My personal take is that energy and computing are the things that need to be in shored - no matter the cost differential. Industrialised counties, hopefully, will become energy independent (lots of solar, lots of insulation, lots fewer transport) and computing is going to be similar - focus on that verifiable secure designs
"With this position, Apple uses its outsized buying power to squeeze the margins of its suppliers such as Foxconn, leading to poor pay and terrible working conditions in Chinese factories."
So Foxconn is either choosing to not do business with Apple's competitors who would pay more (??), or the competitors can't place orders of the magnitude that Apple can and Foxconn workforce would just be smaller with a lot less people being employed.
The intellectual dishonesty in the argumentation is so bad that I'm pretty sure I'll skip future Matt Stoller articles.
> (economics) a market in which goods or services are offered by several sellers but there is only one buyer
well that is my new word of the day I guess, not a bad one at that
I'm sorry what? Poor pay and working conditions in the semiconductor hubs of China has been a problem as long as and before Apple made the iPhone. Apple certainly isn't HELPING that situation, but none of them are. All these fabs have made the news at different times for everything from suicide prevention nets to using slave labor to make Apple products, sure, along with every other major tech OEM in the business. I'd be shocked if you could find ANY large manufacturer of these things that hasn't been embroiled in one scandal or another over shitty conditions in their factories.
> Even for the American suppliers who have managed to stay in business, things are hard. With Apple accounting for most or all of the revenue of many of its suppliers—by buying most of their output and blocking its competitors from using similar components—suppliers “dare not put a foot wrong” by speaking against Apple, or even mentioning it by name.
Then how do you know if they refuse to talk about it?
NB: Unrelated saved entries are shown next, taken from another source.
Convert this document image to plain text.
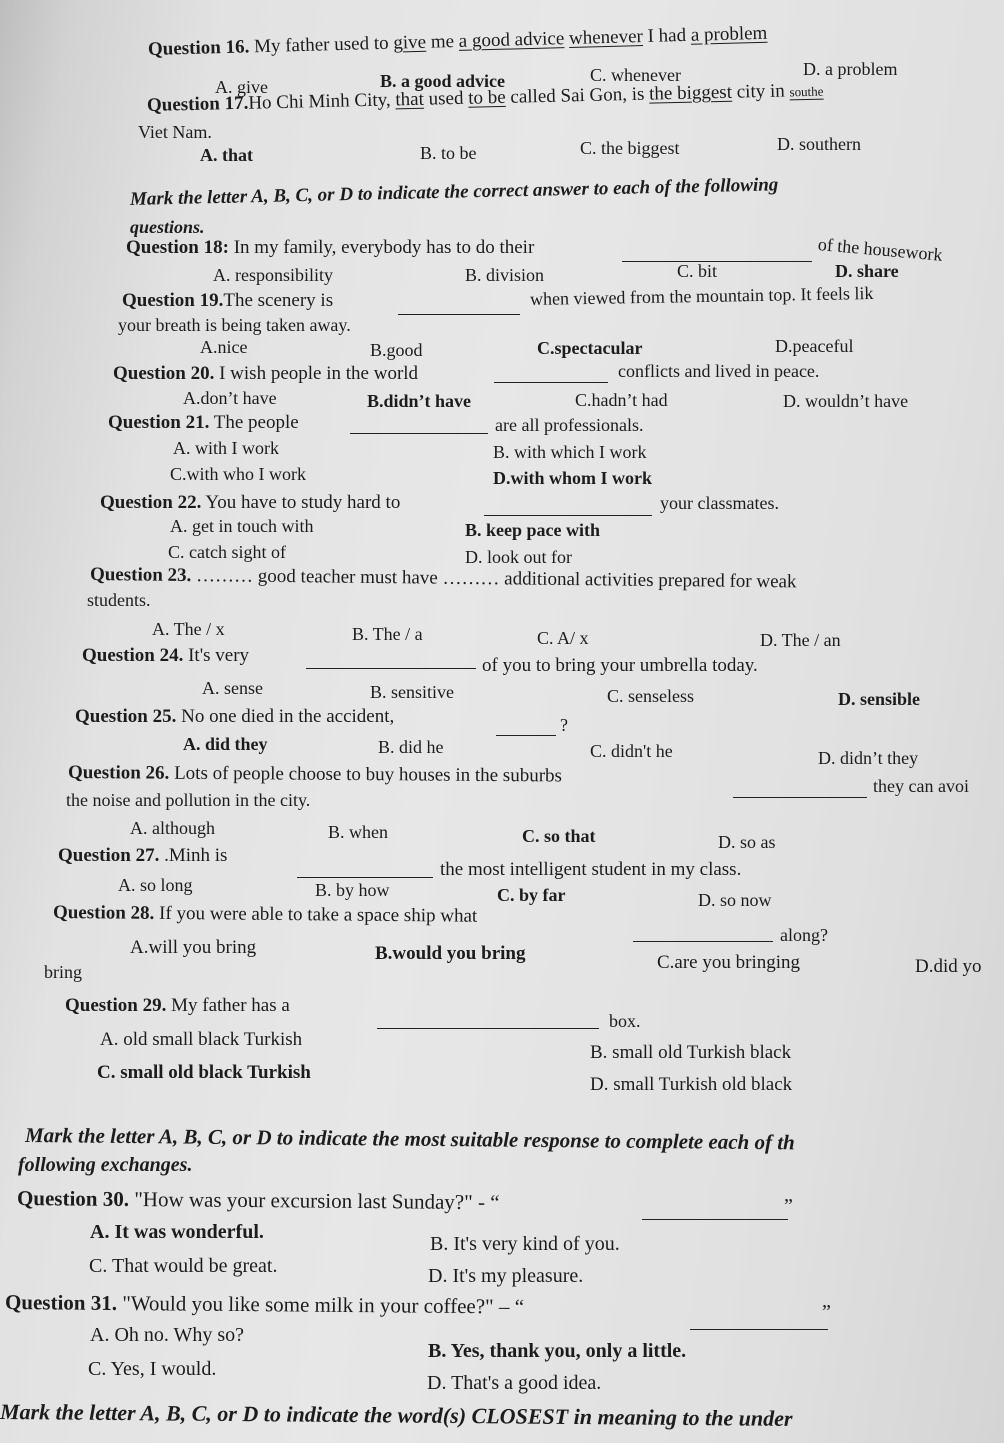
Question 16. My father used to give me a good advice whenever I had a problem
A. give	B. a good advice	C. whenever	D. a problem
Question 17.Ho Chi Minh City, that used to be called Sai Gon, is the biggest city in southe
Viet Nam.
A. that	B. to be	C. the biggest	D. southern
Mark the letter A, B, C, or D to indicate the correct answer to each of the following
questions.
Question 18: In my family, everybody has to do their	of the housework
A. responsibility	B. division	C. bit	D. share
Question 19.The scenery is	when viewed from the mountain top. It feels lik
your breath is being taken away.
A.nice	B.good	C.spectacular	D.peaceful
Question 20. I wish people in the world	conflicts and lived in peace.
A.don’t have	B.didn’t have	C.hadn’t had	D. wouldn’t have
Question 21. The people	are all professionals.
A. with I work	B. with which I work
C.with who I work	D.with whom I work
Question 22. You have to study hard to	your classmates.
A. get in touch with	B. keep pace with
C. catch sight of	D. look out for
Question 23. ……… good teacher must have ……… additional activities prepared for weak
students.
A. The / x	B. The / a	C. A/ x	D. The / an
Question 24. It's very	of you to bring your umbrella today.
A. sense	B. sensitive	C. senseless	D. sensible
Question 25. No one died in the accident,	?
A. did they	B. did he	C. didn't he	D. didn’t they
Question 26. Lots of people choose to buy houses in the suburbs	they can avoi
the noise and pollution in the city.
A. although	B. when	C. so that	D. so as
Question 27. .Minh is
the most intelligent student in my class.
A. so long	B. by how	C. by far	D. so now
Question 28. If you were able to take a space ship what
along?
A.will you bring	B.would you bring	C.are you bringing	D.did yo
bring
Question 29. My father has a
box.
A. old small black Turkish
B. small old Turkish black
C. small old black Turkish
D. small Turkish old black
Mark the letter A, B, C, or D to indicate the most suitable response to complete each of th
following exchanges.
Question 30. "How was your excursion last Sunday?" - “	”
A. It was wonderful.
B. It's very kind of you.
C. That would be great.	D. It's my pleasure.
Question 31. "Would you like some milk in your coffee?" – “	”
A. Oh no. Why so?
B. Yes, thank you, only a little.
C. Yes, I would.
D. That's a good idea.
Mark the letter A, B, C, or D to indicate the word(s) CLOSEST in meaning to the under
This feels like a piece banking on outrage clicks about Apple.
> In 2017, when Apple announced it was moving away from using UK-based Imagination Technologies for graphics processors, the company lost two thirds of its value overnight. Apple’s monopsony power means component suppliers have few buyers.
Yeah, Intel lost a bunch on the stock market too when Apple announced they were rolling their own silicon. Losing Apple as a client is absolutely going to suck for any supplier and a stock dip makes perfect sense in that situation.
Like, none of this is strictly wrong but it's just describing the highly centralized nature of this industry. None of this is unique to Apple. I'm sure Samsung would have no issues at all swinging suppliers by the tail if they were so inclined to do everything outlined here, and I'm sure they have too.
Edit: TIL about the word monopsony.
I didn't read it as "Apple is the problem because they are evil", but as "Apple is the problem because they reached a critical scale in this industry".
No need to rush to defend Apple for being accused to focus on profit, no need to start 'Whataboutism' how other companies have similar goals. Someone describing how Apple took actions in the interest of maximizing its profit is NOT slander or bashing, it is FINE that they do that.
The article talks about Apple’s sheer size as a buyer and how their actions contributed (and partially even caused) the current state of this supply-industry, and how important it is to understand this and evaluate careful steps to counter this trend.
It also describes how Apple's narrative of being a "good corporate citizen" for forcing its suppliers to setup small-volume production in US is only half of the story, and WHY that is. And this is important to state as well, because Apple is and will continue to focus on maximizing its own profit, which is NOT making them the enemy, but also not an ally.
Now they pay the price
That's what happen when your government consists of clueless warmongers
"Oh no, Samsung is developing their own homemade industry, sabotage! quick!"
Yeah so here it is. The moment you start talking command and control economies you need to GTFO the room.
So prices are so low, they can only be made using boarderline slave labor.